Looking ahead, PAD is working on several new digital tools that can be rapidly deployed to help farmers respond to market disruptions. Building trust with our users during more normal times enables us to quickly adapt and provide valuable new services. For example, we are creating a vetted database of agro-dealers and output buyers, and connecting farmers with these intermediaries so that key services are not interrupted. As mentioned above, we are aggregating and disseminating crowd-sourced market information to farmers, including crop prices which are fluctuating more than usual. We are also expanding our services to include COVID-specific health information, such as disseminating public health campaigns on hand washing and social distancing. User-centered design and A/B testing, which are deeply embedded in our services, are especially valuable in this rapidly changing context. For example, A/B testing can be used to rigorously determine the optimal way to deliver public health messages to maximize their influence for changing behavior among rural populations.
Digital agricultural extension is a scalable, cost-effective solution that helps more farmers access actionable information. Digital tools are an important complement to traditional extension services even when in-person extension is available. In an emergency context, when traditional in-person communication channels are impossible, investing in low-cost digital tools to get farmers the information and market linkages they need, to gather real-time information on the challenges on the ground, and to adapt these tools to address these new challenges become urgent priorities.
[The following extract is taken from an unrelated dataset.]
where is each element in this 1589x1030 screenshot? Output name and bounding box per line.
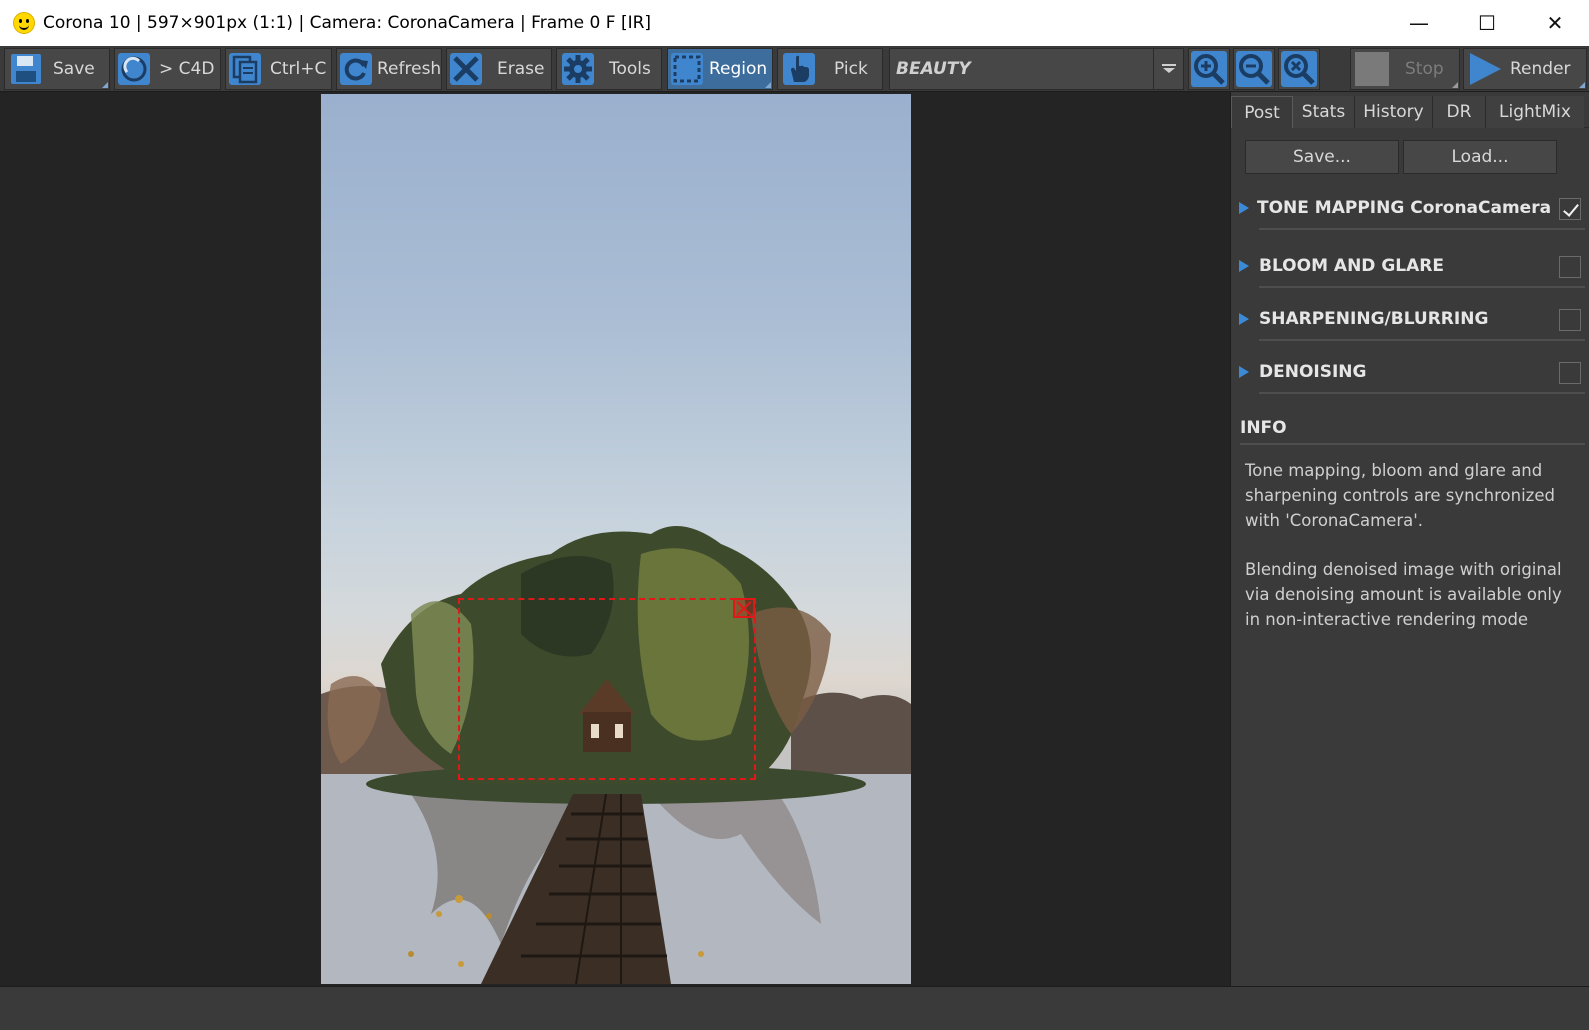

Just as the ICT4D webinar provided me with an opportunity for open dialogue with hundreds of development practitioners across dozens of countries without having to leave my living room, digital agricultural extension is already helping millions of farmers around the world access the best agricultural expertise and advice from the palm of their hand. Investing in digital agriculture now will not only empower farmers to weather the COVID storm in the short term by supporting farmers’ livelihoods and food security, it will also accelerate the long-term transformation of agricultural extension systems and lay the foundation for advances in rural development long into the future.